Les quatre opérateurs nationaux (Bouygues Telecom, Free, Orange-Orange et SFR) ont signé des accords de cofinancement entre eux, pour l'accès réciproque aux réseaux de fibre optique installés dans les immeubles par chacun d'entre eux. D'autres acteurs (notamment des réseaux d'initiative publique, tels que Sequalum, titulaire d'une délégation de service public du conseil général des hauts de Seine) participent à l'équipement des immeubles et ont conclu des accords de cofinancement avec ces opérateurs nationaux.

Dans les zones moins denses , qui représentent 80 % des logements, le cofinancement est mis en oeuvre par tranches de 5 %. Cela permet aux plus petits opérateurs d'acheter des parts limitées, et donc de contribuer à la même hauteur aux coûts de déploiement, en échange de droits limités.

Plusieurs accords ont été signés en ce sens :

- en juillet 2011, Free a signé un accord avec Orange en vue de cofinancer les réseaux FttH qui seront déployés par ce dernier dans les zones moins denses. Cet accord porte sur une soixantaine d'agglomérations représentant environ 5 millions de foyers.

- en novembre 2011, Orange et SFR ont signé un accord portant sur le déploiement de la fibre optique en dehors des zones très denses. Sur les 11 millions de logements qui y seront couverts par Orange et SFR, 9,8 millions correspondent à des agglomérations pour lesquelles les projets de déploiement des deux opérateurs se recoupaient. Au terme de cet accord, sur ces 9,8 millions de logements, SFR a prévu d'en réaliser 2,3 millions et Orange 7,5 millions ;

- en janvier 2012, Orange et Bouygues Telecom ont conclu un partenariat portant sur le partage des réseaux FttH déployés par Orange sur l'ensemble du territoire national. En dehors des zones très denses du territoire, Bouygues Telecom a souscrit l'offre de mutualisation de la partie terminale des réseaux FttH de Orange. Cette offre permettra à Bouygues Telecom d'accéder à un potentiel de 8,9 millions de logements ;

- par ailleurs, l'année 2012 a vu apparaître les premiers accords de cofinancement sur les RIP en dehors des zones très denses. Orange a conclu des accords respectivement avec SPTHD, filiale d'Axione, exploitant d'un réseau FttH sur l'agglomération de Pau, et Manche Télécom, filiale de SFR, délégataire du syndicat mixte Manche Numérique, exploitant un réseau FttH à Saint-Lô et Cherbourg.

3. Un système de mutualisation bénéficiant aux opérateurs comme au consommateur

La mutualisation du déploiement des réseaux à un niveau adéquat permet tout à la fois de minimiser les coûts tout en préservant la capacité des opérateurs à innover pour se différencier techniquement par rapport à leurs concurrents. Elle est favorable aux consommateurs dans la mesure où cette diversité favorise l'innovation et la concurrence.

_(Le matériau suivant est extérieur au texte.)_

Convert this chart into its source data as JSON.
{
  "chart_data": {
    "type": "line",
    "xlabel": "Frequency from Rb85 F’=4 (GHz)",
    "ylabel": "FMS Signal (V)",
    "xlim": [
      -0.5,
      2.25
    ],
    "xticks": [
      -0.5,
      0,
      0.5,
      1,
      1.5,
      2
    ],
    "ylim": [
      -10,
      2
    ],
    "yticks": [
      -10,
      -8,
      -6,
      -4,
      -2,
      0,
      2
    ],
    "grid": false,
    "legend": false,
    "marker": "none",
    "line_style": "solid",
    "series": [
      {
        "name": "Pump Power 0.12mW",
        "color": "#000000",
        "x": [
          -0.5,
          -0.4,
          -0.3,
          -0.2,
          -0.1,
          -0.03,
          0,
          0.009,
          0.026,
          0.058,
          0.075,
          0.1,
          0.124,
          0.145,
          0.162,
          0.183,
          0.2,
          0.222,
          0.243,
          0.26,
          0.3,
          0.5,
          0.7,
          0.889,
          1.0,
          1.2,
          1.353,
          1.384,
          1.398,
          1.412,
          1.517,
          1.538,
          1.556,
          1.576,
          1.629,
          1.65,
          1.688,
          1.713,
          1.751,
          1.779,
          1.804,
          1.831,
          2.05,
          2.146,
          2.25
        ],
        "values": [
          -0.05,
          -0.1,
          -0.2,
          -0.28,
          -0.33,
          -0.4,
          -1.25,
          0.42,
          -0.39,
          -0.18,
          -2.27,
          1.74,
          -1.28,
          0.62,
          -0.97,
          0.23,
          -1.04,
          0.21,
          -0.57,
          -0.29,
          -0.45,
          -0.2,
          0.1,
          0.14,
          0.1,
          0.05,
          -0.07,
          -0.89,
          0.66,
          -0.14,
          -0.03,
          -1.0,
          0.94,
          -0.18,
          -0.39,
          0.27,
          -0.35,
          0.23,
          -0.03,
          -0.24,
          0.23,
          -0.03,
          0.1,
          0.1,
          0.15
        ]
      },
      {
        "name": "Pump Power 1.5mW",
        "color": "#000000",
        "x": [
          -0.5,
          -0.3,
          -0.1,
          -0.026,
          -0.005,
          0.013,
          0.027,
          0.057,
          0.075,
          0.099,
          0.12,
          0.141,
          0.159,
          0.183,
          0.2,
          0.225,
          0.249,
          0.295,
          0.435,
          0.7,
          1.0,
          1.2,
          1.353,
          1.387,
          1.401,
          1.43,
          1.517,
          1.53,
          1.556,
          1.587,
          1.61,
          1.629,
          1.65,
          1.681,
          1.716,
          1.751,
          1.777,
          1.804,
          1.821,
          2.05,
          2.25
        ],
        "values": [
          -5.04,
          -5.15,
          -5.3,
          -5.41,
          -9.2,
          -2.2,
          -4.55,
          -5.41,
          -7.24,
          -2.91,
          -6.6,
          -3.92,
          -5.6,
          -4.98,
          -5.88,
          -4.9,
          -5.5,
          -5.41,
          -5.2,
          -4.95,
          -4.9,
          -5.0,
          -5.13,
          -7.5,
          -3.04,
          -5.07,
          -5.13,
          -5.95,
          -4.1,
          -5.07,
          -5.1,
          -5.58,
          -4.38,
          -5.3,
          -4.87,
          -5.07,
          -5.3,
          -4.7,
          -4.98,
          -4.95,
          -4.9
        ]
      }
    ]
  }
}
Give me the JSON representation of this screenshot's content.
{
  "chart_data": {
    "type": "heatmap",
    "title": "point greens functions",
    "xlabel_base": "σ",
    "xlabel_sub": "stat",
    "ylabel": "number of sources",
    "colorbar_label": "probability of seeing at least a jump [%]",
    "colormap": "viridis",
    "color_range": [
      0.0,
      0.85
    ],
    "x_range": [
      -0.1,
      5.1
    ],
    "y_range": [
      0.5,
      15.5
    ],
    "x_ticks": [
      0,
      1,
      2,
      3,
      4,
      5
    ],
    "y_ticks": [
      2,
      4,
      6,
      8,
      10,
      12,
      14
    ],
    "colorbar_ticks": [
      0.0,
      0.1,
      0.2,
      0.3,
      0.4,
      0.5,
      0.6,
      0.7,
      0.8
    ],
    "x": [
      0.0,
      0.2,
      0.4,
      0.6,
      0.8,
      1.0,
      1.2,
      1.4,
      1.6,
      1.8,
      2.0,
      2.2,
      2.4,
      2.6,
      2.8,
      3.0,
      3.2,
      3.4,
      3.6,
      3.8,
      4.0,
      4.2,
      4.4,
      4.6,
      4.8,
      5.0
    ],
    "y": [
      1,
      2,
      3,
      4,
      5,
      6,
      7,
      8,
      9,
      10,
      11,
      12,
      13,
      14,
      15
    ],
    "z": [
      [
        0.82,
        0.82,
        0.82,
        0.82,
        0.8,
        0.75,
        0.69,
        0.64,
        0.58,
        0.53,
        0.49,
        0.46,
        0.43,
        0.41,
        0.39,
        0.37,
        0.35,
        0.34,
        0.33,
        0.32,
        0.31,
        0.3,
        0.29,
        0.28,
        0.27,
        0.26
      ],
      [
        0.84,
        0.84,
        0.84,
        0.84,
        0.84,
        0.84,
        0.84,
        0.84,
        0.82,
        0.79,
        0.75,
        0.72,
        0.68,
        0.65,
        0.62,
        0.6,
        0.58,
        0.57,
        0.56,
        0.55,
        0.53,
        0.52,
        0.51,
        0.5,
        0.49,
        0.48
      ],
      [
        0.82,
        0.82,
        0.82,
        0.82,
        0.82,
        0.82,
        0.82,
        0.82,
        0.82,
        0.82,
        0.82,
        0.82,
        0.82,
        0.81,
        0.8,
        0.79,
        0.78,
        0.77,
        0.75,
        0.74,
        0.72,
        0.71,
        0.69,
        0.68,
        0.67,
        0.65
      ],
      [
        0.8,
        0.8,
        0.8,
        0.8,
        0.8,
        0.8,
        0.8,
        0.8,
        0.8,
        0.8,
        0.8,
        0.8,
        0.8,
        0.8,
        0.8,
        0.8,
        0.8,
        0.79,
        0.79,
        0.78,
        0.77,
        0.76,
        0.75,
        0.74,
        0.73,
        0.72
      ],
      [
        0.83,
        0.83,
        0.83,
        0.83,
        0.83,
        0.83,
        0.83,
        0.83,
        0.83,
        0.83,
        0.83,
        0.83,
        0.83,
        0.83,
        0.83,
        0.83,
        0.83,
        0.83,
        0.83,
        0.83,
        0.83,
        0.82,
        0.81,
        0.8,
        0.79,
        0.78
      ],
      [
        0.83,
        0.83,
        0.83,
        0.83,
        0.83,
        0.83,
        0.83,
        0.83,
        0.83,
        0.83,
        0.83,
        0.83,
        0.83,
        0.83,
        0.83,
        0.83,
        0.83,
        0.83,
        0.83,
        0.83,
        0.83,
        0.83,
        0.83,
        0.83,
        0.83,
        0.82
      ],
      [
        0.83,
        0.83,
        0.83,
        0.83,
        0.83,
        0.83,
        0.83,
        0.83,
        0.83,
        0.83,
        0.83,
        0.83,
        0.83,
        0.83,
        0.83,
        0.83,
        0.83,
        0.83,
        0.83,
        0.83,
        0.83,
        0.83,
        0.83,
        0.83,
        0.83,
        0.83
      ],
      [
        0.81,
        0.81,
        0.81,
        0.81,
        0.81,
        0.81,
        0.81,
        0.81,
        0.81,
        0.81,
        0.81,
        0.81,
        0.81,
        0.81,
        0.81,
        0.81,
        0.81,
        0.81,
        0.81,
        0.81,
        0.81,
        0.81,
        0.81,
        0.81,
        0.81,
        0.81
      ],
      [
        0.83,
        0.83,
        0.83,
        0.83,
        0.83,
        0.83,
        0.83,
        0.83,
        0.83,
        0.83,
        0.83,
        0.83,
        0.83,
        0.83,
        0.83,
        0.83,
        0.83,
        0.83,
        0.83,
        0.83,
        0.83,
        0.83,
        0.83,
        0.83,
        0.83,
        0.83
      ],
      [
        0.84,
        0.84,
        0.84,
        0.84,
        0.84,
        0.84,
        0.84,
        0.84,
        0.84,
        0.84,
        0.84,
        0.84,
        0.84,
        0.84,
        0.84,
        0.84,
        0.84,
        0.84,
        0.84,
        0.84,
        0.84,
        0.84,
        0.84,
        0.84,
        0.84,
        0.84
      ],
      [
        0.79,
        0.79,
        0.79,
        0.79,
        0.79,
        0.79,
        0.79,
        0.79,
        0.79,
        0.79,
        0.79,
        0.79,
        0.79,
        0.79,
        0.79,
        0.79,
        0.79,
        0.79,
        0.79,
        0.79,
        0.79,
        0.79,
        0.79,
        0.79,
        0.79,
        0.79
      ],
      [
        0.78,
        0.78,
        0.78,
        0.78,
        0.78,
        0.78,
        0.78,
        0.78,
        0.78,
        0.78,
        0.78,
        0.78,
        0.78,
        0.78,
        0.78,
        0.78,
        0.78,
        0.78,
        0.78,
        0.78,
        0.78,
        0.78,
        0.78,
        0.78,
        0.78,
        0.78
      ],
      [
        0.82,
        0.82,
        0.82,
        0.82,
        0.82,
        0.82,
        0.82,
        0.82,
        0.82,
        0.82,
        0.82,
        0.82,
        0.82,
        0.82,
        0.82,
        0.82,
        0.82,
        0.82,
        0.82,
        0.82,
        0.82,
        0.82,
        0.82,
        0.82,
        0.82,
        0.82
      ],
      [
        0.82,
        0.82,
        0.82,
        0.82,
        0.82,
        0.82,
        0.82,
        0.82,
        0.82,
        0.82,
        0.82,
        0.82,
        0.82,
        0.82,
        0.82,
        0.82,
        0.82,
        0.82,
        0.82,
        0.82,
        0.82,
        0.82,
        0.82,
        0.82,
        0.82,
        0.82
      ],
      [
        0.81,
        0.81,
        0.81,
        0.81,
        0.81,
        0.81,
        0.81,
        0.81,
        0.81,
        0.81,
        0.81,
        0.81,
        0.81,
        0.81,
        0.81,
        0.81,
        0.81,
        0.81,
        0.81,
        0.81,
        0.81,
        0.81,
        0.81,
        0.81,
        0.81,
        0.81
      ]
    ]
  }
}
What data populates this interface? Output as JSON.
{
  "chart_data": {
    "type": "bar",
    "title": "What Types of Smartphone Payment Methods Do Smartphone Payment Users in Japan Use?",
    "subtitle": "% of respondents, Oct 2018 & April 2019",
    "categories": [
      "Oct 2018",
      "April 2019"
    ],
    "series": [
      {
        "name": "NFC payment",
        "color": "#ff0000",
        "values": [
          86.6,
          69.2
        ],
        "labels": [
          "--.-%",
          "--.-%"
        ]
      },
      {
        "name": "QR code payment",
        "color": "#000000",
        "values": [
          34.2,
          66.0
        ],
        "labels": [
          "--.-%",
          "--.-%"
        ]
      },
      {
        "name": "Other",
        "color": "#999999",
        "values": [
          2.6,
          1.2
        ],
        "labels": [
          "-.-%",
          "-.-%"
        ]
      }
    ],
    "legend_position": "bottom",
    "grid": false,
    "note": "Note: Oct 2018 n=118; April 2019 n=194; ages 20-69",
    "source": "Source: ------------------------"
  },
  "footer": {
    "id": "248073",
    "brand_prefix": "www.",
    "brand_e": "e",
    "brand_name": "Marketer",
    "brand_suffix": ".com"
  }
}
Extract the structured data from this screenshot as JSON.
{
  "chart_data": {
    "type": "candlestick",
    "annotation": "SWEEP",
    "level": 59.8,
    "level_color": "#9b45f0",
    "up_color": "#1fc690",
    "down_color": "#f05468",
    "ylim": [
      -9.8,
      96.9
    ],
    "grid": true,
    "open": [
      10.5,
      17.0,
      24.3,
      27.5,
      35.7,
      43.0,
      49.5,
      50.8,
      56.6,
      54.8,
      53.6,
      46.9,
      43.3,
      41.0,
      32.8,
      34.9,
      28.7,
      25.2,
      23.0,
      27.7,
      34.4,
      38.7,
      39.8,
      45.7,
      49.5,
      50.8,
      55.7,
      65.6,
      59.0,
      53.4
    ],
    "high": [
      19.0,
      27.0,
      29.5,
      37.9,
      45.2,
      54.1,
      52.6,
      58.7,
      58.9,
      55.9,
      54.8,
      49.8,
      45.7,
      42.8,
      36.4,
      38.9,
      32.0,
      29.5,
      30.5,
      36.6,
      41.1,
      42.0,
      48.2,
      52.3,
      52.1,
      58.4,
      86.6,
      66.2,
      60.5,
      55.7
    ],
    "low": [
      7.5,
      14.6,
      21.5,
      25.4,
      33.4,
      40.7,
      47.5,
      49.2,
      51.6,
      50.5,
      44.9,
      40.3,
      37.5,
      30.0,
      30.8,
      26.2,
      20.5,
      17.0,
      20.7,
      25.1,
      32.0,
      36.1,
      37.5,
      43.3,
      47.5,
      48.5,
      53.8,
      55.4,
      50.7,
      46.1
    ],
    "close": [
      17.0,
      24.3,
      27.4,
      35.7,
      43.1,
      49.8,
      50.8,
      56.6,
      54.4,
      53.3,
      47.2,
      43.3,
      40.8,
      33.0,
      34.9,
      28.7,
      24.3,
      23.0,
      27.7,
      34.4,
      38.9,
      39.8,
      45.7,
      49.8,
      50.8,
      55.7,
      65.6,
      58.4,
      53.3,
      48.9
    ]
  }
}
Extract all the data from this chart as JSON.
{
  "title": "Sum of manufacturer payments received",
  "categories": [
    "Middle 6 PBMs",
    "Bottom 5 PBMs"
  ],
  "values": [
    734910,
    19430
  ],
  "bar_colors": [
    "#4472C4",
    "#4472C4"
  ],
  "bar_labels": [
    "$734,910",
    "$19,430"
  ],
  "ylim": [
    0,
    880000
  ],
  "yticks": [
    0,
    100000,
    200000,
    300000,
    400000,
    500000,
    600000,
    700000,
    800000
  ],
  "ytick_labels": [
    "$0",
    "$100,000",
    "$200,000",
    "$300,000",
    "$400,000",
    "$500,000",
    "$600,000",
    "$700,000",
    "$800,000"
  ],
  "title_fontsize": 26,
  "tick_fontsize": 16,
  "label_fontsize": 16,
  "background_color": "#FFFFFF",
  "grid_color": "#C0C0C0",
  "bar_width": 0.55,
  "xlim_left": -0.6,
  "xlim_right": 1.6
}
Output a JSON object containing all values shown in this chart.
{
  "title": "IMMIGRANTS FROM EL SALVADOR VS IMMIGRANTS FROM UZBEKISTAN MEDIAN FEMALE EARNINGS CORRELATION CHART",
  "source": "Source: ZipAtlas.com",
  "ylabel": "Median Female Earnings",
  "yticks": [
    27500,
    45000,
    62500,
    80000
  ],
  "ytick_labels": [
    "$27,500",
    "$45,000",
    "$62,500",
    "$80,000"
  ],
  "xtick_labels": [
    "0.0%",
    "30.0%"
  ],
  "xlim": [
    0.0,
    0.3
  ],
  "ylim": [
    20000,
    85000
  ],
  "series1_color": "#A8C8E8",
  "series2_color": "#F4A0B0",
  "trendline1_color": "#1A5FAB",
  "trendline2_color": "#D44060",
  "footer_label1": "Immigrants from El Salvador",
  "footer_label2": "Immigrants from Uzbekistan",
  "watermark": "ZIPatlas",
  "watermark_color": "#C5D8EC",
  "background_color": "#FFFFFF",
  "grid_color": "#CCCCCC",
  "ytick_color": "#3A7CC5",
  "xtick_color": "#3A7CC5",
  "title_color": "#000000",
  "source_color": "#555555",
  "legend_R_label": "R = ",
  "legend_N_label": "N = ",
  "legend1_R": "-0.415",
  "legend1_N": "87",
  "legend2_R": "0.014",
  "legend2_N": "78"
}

La mutualisation des réseaux FttH est en constante augmentation depuis plusieurs années et le taux de mutualisation dépasse , à la fin du deuxième trimestre 2013, les 55 % , ce qui traduit les efforts des opérateurs pour raccorder les logements équipés en fibre optique par un concurrent ou par un opérateur aménageur.

Ce mouvement devrait être source d'émulation entre les différentes offres de détail de plusieurs opérateurs et soutenir ainsi l'accroissement du nombre d'abonnés aux services très haut débit. À la fin du deuxième trimestre 2013, l'ARCEP recense 1,8 million d'abonnements au très haut débit, dont 415 000 sur les réseaux FttH, et 1 350 000 sur les réseaux câblés modernisés, en croissance de 22 % sur un an.


* 7 Le point de mutualisation est le point au-delà duquel un seul opérateur déploie le réseau desservant les logements ou locaux à usage professionnel et au niveau duquel il donne l'accès aux autres opérateurs en vue de fournir des services de communications électroniques aux utilisateurs finals.

* 8 Près de 5% des logements, soit environ 1,4 million de lignes.

* 9 80% des logements, soit environ 24 millions de lignes.

* 10 Ou, s'il adopte pour des raisons techniques une architecture comprenant des PM plus petits (mais d'au moins 300 lignes), proposer une offre de raccordement distant vers un point amont regroupant au moins 1 000 lignes.